I used the topic of “connections” to tell her how compelling I found the connection she makes between herself as an anthropologist - always seeking bits of “handouts” from people about their lives - and Salomon the schnorrer, the infamous and charming well-known Jewish beggar in Havana about whom she writes in one essay.

“I didn’t want to put him down and put a value judgment on him, especially because what he does is similar to what I do.   I want people to give me information for free; he wants noodles...we’re not that different from one another,” she said, laughing.

Balancing motherhood with her career was always important to Behar.

“My son traveled to Spain with me, he traveled to Mexico with me and he travels to Cuba with me,” she said. Gabriel, now 25, is fluent in Spanish and on a recent trip to Cuba, Ruth proudly recounted, “I saw him explaining things to American travelers (about Cuba). I was able to pass on my passion to him.”

As the producer and director of the film Adio Kerida (2002), a personal documentary about the search for identity and memory among Sephardic Jews with roots in Cuba, Ruth was able to pass on her love of film as well: Gabriel has recently received his film degree from the Tisch School of the Arts at New York University (NYU).  Gabriel even shot a bit of the footage of the boulevard known as the Malecon in Cuba.

Discussing her career on a previous radio interview, she had said that her work had given her “a bigger heart, a better sense of what her family and her community lost in leaving Cuba.”  When I heard that statement, I immediately thought: her heart ‘grew’ to hold her sorrow.

“What do you do with the sadness?” I asked speculatively.

“When I wrote The Vulnerable Observer (1996) the topic was loss,” she admitted. “I have been obsessed with loss for a very long time.  I am in also in awe of the Jewish world that the Jews created in Cuba in a very short period:  Yiddish theater, synagogues, schools. They left so much behind… there was so much left behind to build on.  They were leaving and putting up the last stones in one of the synagogues.  It is a story of regeneration. 

“There is a Cuban saying, ‘You plant the roses but you don’t know who is going to pick them.’  The story of the Jews of Cuba is a story of loss and a story of how things aren’t lost – you think they are lost but they aren’t.” Given that the issues of possessions and consumerism inform any discussion of the differences between life in Cuba and in the U.S., it is no surprise that having or not having “things” plays a role in several of the stories in An Island Called Home.

"Can you talk more about "things?" I asked.
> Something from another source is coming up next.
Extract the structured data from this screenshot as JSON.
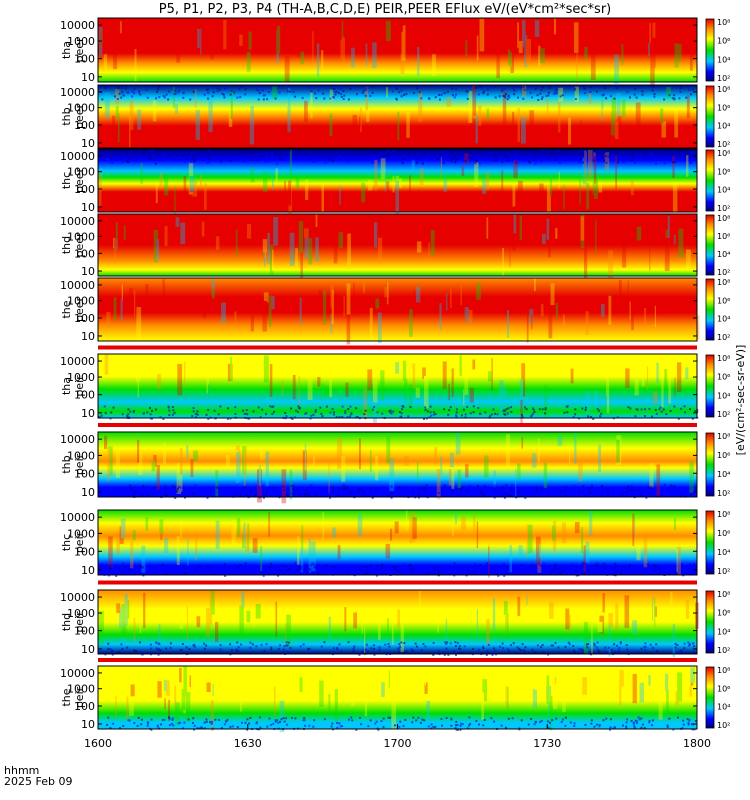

In response, she described a book of meditative prose poems that  she published in a bilingual edition in Cuba. Titled Todo lo que Guarde (Everything I Kept), she explained that it is about the meaning we give to material possessions and the desire to hold on to things we should be able to let go of. The poem, “Apples,” (below, at the end of this article) provides a strong example of the mental wrestling connected with the prospect of a purchase in Cuba, given the complexities of the market and monetary system.

In the last chapter of An Island Called Home, there is a line in which Ruth is reflecting on the new Hotel Raquel in Cuba, whose rooms are all named after a biblical character or biblical place.  As she stands in the hotel looking at the names on the hotel doors, she wonders, “Is this what’s left for people like me, people who are always looking back?”

I took that reference as an opportunity to switch the question and ask her what she’s looking forward to.  She seamlessly rolled out her top five anticipations:

"One: the travel abroad program I’ve developed for students to study for three  months in Cuba," she said. "Two: seeing my son Gabriel develop as an adult. Three: a novel I am working on, Havana Nightgowns.  Four: an autobiographical young adult story I am writing about a 9 year old girl who is bedridden for a year and how her life is transformed. And, lastly, middle age. I want to age gracefully. My parents are active; I hope I will be lucky enough to be like that and keep growing and thinking and writing... and traveling.”